Residents of Birmingham - like Helen Jackman - have had enough.
“This has been constant for months and months and months. It’s absolutely disgusting. I walk down my road and I’m having to kick rubbish and so are my kids. The smell is disgraceful. It’s like rotten meat and dirty feet all in one go. It’s disgusting.”
It’s not just towns and cities that are facing problems with waste. Ed Ford’s farm in the Essex countryside is having an issue with illegally dumped waste - almost 40 tonnes a year that is costing him up to 10 thousand pounds annually to clear himself.
“It’s of epidemic proportions in this part of the world, you talk to any farmer round here.
Despite nearly a million fly tipping incidents in England last year the situation hasn’t been helped by charges introduced at local waste recycling centres, opening hours at these centres being cut and others actually being closed down.
Martin Tett, Local Government Association says:
“Most of the fly tipping that actually takes place is actually done by criminal gangs, cash in hand, waste in the back of a van it doesn’t come down to a local recycling centre what it tends to end up is tipped in a country lane. And it’s the criminal gangs we’ve really got to crack down on.”
Councils are trying new ways to get us to recycle more. In many areas - weekly rubbish collections are now a thing of the past. Having fewer bin days saves money, but is also aimed at improving recycling rates.
However not all areas are reaping the rewards of eco-friendly decisions. Some like the coastline at Lynemouth are feeling the effects of damaging decisions that were made years ago.
For decades this coastline was a dumping ground for waste from local collieries and tonnes of industrial and fly-tipped rubbish which was eventually covered over to create sand dunes near the sea. But eroding land is now revealing the waste buried inside - which is gradually seeping onto the beach and into the sea.
Local resident Harry Allport said:
“With the high seas it’s pulling down the bank and all of it is being washed into the sea.
This is all happening in a location that is a marine conservation zone.
Steve Lowe, from Northumberland Rivers Trust said:
“A little bit of plastic on a wave looks like a fish and seabirds swoop in, pick that up, it goes inside them, ingest it, they can’t digest it and eventually it chokes them. 95% of the birds that we’ve picked up have got plastic in their stomachs. In some cases their stomachs are 100% full of plastic and that’s what’s killed them.”

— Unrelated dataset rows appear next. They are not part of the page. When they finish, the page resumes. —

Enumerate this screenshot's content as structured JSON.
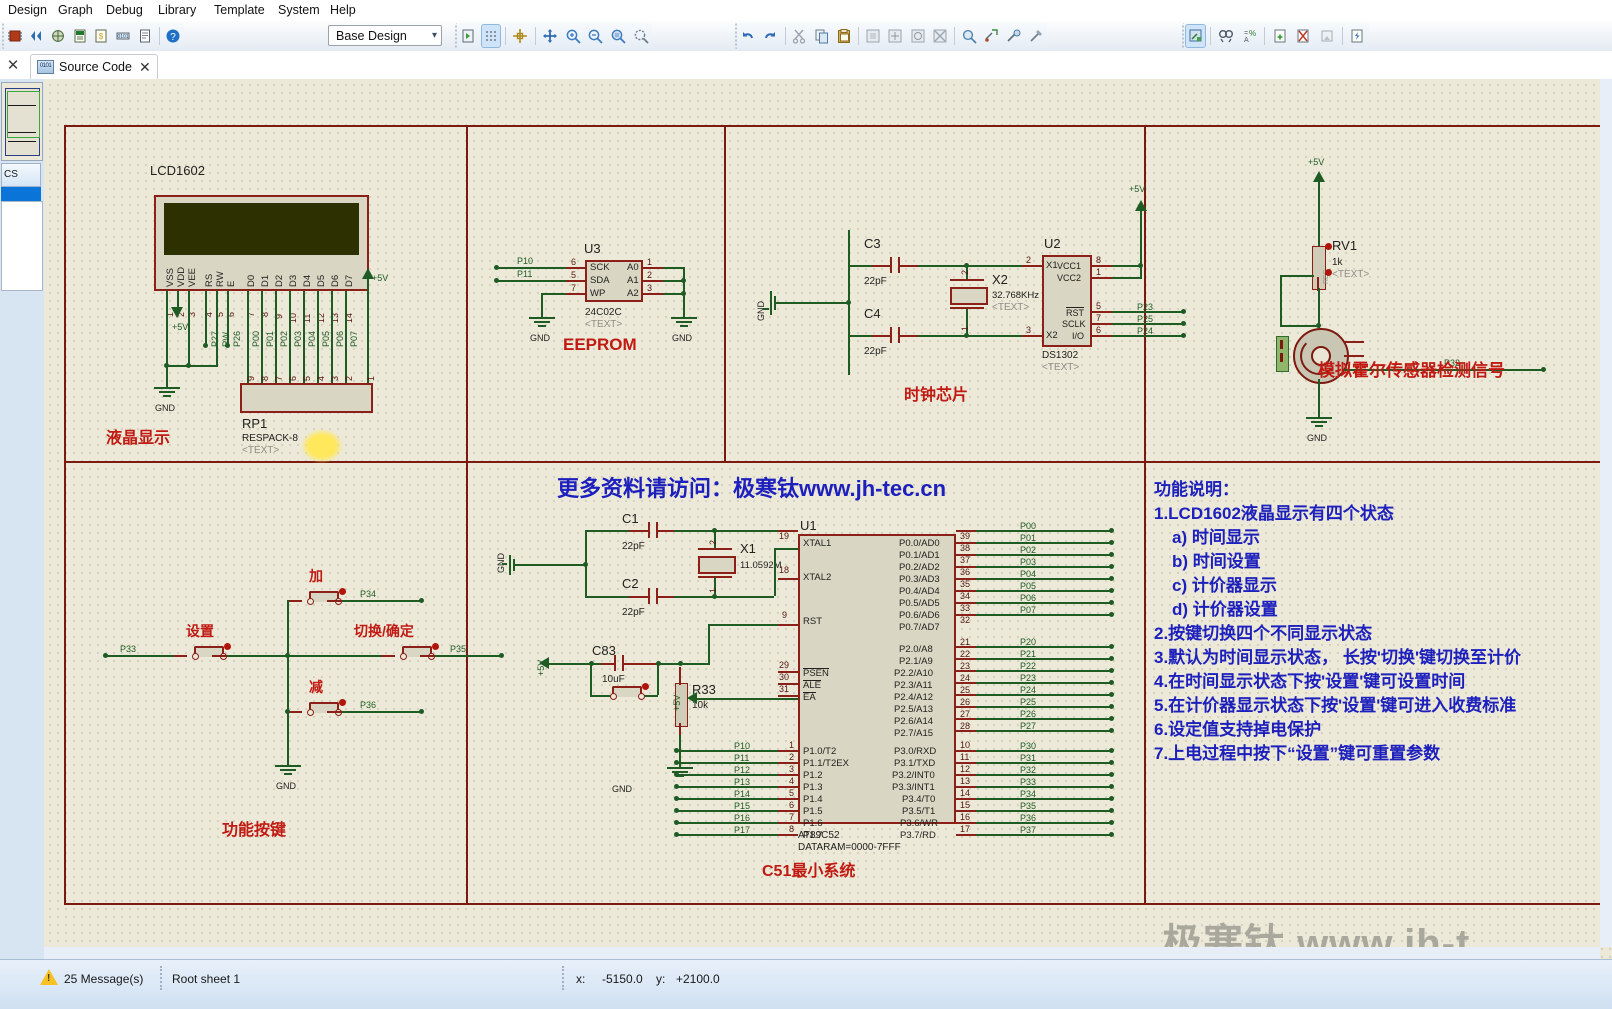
{
  "window": {
    "menu": [
      "Design",
      "Graph",
      "Debug",
      "Library",
      "Template",
      "System",
      "Help"
    ],
    "design_combo": "Base Design",
    "tab_label": "Source Code",
    "tab_icon": "binary-file-icon"
  },
  "statusbar": {
    "messages": "25 Message(s)",
    "sheet": "Root sheet 1",
    "coord_x_label": "x:",
    "coord_x": "-5150.0",
    "coord_y_label": "y:",
    "coord_y": "+2100.0"
  },
  "schematic": {
    "banner": "更多资料请访问：极寒钛www.jh-tec.cn",
    "watermark": "极寒钛 www.jh-t",
    "sections": {
      "lcd": {
        "caption": "液晶显示",
        "ref": "LCD1602",
        "pin_names": [
          "VSS",
          "VDD",
          "VEE",
          "RS",
          "RW",
          "E",
          "D0",
          "D1",
          "D2",
          "D3",
          "D4",
          "D5",
          "D6",
          "D7"
        ],
        "pin_numbers": [
          "1",
          "2",
          "3",
          "4",
          "5",
          "6",
          "7",
          "8",
          "9",
          "10",
          "11",
          "12",
          "13",
          "14"
        ],
        "nets": [
          "P27",
          "RW",
          "P26",
          "P00",
          "P01",
          "P02",
          "P03",
          "P04",
          "P05",
          "P06",
          "P07"
        ],
        "rp_ref": "RP1",
        "rp_value": "RESPACK-8",
        "rp_text": "<TEXT>",
        "rp_pin_numbers": [
          "9",
          "8",
          "7",
          "6",
          "5",
          "4",
          "3",
          "2",
          "1"
        ],
        "power": "+5V",
        "gnd": "GND"
      },
      "eeprom": {
        "caption": "EEPROM",
        "ref": "U3",
        "value": "24C02C",
        "text": "<TEXT>",
        "left_pins": [
          {
            "name": "SCK",
            "num": "6",
            "net": "P10"
          },
          {
            "name": "SDA",
            "num": "5",
            "net": "P11"
          },
          {
            "name": "WP",
            "num": "7",
            "net": ""
          }
        ],
        "right_pins": [
          {
            "name": "A0",
            "num": "1"
          },
          {
            "name": "A1",
            "num": "2"
          },
          {
            "name": "A2",
            "num": "3"
          }
        ],
        "gnd": "GND"
      },
      "rtc": {
        "caption": "时钟芯片",
        "ref": "U2",
        "value": "DS1302",
        "text": "<TEXT>",
        "xtal_ref": "X2",
        "xtal_value": "32.768KHz",
        "xtal_text": "<TEXT>",
        "c3_ref": "C3",
        "c3_value": "22pF",
        "c4_ref": "C4",
        "c4_value": "22pF",
        "left_pins": [
          {
            "name": "X1",
            "num": "2"
          },
          {
            "name": "X2",
            "num": "3"
          }
        ],
        "right_pins": [
          {
            "name": "VCC1",
            "num": "8",
            "net": ""
          },
          {
            "name": "VCC2",
            "num": "1",
            "net": ""
          },
          {
            "name": "RST",
            "num": "5",
            "net": "P23"
          },
          {
            "name": "SCLK",
            "num": "7",
            "net": "P25"
          },
          {
            "name": "I/O",
            "num": "6",
            "net": "P24"
          }
        ],
        "power": "+5V",
        "gnd": "GND"
      },
      "hall": {
        "caption": "模拟霍尔传感器检测信号",
        "pot_ref": "RV1",
        "pot_value": "1k",
        "pot_text": "<TEXT>",
        "net": "P32",
        "power": "+5V",
        "gnd": "GND"
      },
      "keys": {
        "caption": "功能按键",
        "buttons": [
          {
            "label": "加",
            "net": "P34"
          },
          {
            "label": "设置",
            "net": "P33"
          },
          {
            "label": "切换/确定",
            "net": "P35"
          },
          {
            "label": "减",
            "net": "P36"
          }
        ],
        "gnd": "GND"
      },
      "mcu": {
        "caption": "C51最小系统",
        "ref": "U1",
        "value": "AT89C52",
        "dataram": "DATARAM=0000-7FFF",
        "xtal_ref": "X1",
        "xtal_value": "11.0592M",
        "c1_ref": "C1",
        "c1_value": "22pF",
        "c2_ref": "C2",
        "c2_value": "22pF",
        "c83_ref": "C83",
        "c83_value": "10uF",
        "r33_ref": "R33",
        "r33_value": "10k",
        "power": "+5V",
        "gnd": "GND",
        "left_ctrl": [
          {
            "name": "XTAL1",
            "num": "19"
          },
          {
            "name": "XTAL2",
            "num": "18"
          },
          {
            "name": "RST",
            "num": "9"
          },
          {
            "name": "PSEN",
            "num": "29"
          },
          {
            "name": "ALE",
            "num": "30"
          },
          {
            "name": "EA",
            "num": "31"
          }
        ],
        "p1_pins": [
          {
            "name": "P1.0/T2",
            "num": "1",
            "net": "P10"
          },
          {
            "name": "P1.1/T2EX",
            "num": "2",
            "net": "P11"
          },
          {
            "name": "P1.2",
            "num": "3",
            "net": "P12"
          },
          {
            "name": "P1.3",
            "num": "4",
            "net": "P13"
          },
          {
            "name": "P1.4",
            "num": "5",
            "net": "P14"
          },
          {
            "name": "P1.5",
            "num": "6",
            "net": "P15"
          },
          {
            "name": "P1.6",
            "num": "7",
            "net": "P16"
          },
          {
            "name": "P1.7",
            "num": "8",
            "net": "P17"
          }
        ],
        "p0_pins": [
          {
            "name": "P0.0/AD0",
            "num": "39",
            "net": "P00"
          },
          {
            "name": "P0.1/AD1",
            "num": "38",
            "net": "P01"
          },
          {
            "name": "P0.2/AD2",
            "num": "37",
            "net": "P02"
          },
          {
            "name": "P0.3/AD3",
            "num": "36",
            "net": "P03"
          },
          {
            "name": "P0.4/AD4",
            "num": "35",
            "net": "P04"
          },
          {
            "name": "P0.5/AD5",
            "num": "34",
            "net": "P05"
          },
          {
            "name": "P0.6/AD6",
            "num": "33",
            "net": "P06"
          },
          {
            "name": "P0.7/AD7",
            "num": "32",
            "net": "P07"
          }
        ],
        "p2_pins": [
          {
            "name": "P2.0/A8",
            "num": "21",
            "net": "P20"
          },
          {
            "name": "P2.1/A9",
            "num": "22",
            "net": "P21"
          },
          {
            "name": "P2.2/A10",
            "num": "23",
            "net": "P22"
          },
          {
            "name": "P2.3/A11",
            "num": "24",
            "net": "P23"
          },
          {
            "name": "P2.4/A12",
            "num": "25",
            "net": "P24"
          },
          {
            "name": "P2.5/A13",
            "num": "26",
            "net": "P25"
          },
          {
            "name": "P2.6/A14",
            "num": "27",
            "net": "P26"
          },
          {
            "name": "P2.7/A15",
            "num": "28",
            "net": "P27"
          }
        ],
        "p3_pins": [
          {
            "name": "P3.0/RXD",
            "num": "10",
            "net": "P30"
          },
          {
            "name": "P3.1/TXD",
            "num": "11",
            "net": "P31"
          },
          {
            "name": "P3.2/INT0",
            "num": "12",
            "net": "P32"
          },
          {
            "name": "P3.3/INT1",
            "num": "13",
            "net": "P33"
          },
          {
            "name": "P3.4/T0",
            "num": "14",
            "net": "P34"
          },
          {
            "name": "P3.5/T1",
            "num": "15",
            "net": "P35"
          },
          {
            "name": "P3.6/WR",
            "num": "16",
            "net": "P36"
          },
          {
            "name": "P3.7/RD",
            "num": "17",
            "net": "P37"
          }
        ]
      },
      "notes": {
        "title": "功能说明：",
        "lines": [
          "1.LCD1602液晶显示有四个状态",
          "a) 时间显示",
          "b) 时间设置",
          "c) 计价器显示",
          "d) 计价器设置",
          "2.按键切换四个不同显示状态",
          "3.默认为时间显示状态， 长按'切换'键切换至计价",
          "4.在时间显示状态下按'设置'键可设置时间",
          "5.在计价器显示状态下按'设置'键可进入收费标准",
          "6.设定值支持掉电保护",
          "7.上电过程中按下“设置”键可重置参数"
        ]
      }
    }
  },
  "colors": {
    "wire": "#1e5c24",
    "pin": "#8a2018",
    "sheet_border": "#7b1a10",
    "caption_red": "#c01a12",
    "note_blue": "#1d20bd",
    "canvas": "#ece9d8"
  }
}
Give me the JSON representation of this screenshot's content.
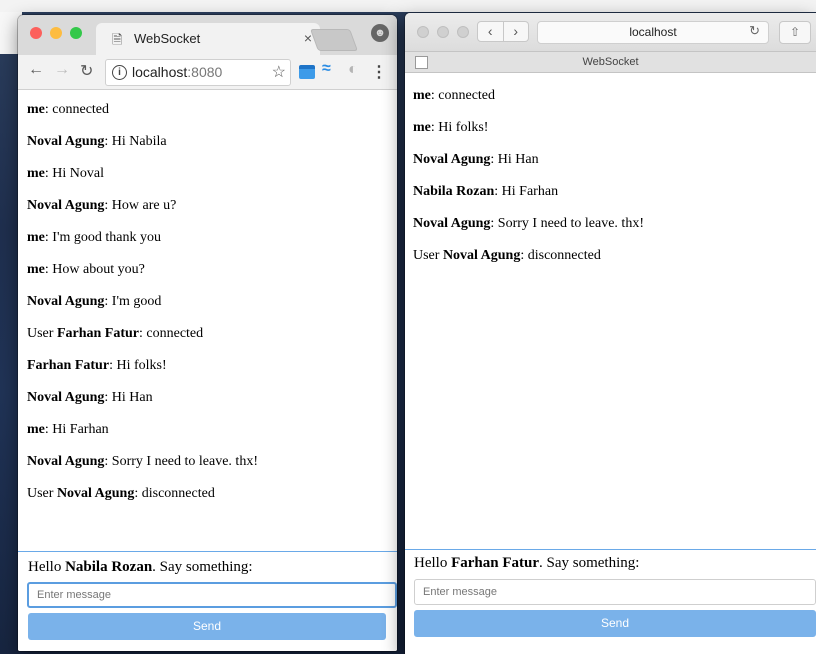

The impact of our waste is not only being felt on British shores but much further away from home. Much of our plastic waste ends up in countries in East Asia like Indonesia.
Emma Priestland a campaigner from Friends of the Earth has recently been to Java to see the impact its having there.
“We might be, carefully sorting our waste at home looking at the sign on the packaging and it's got the little recycling symbol. It might be technically recyclable but whether or not it's actually economically recyclable, whether it makes any money you know that's a different matter.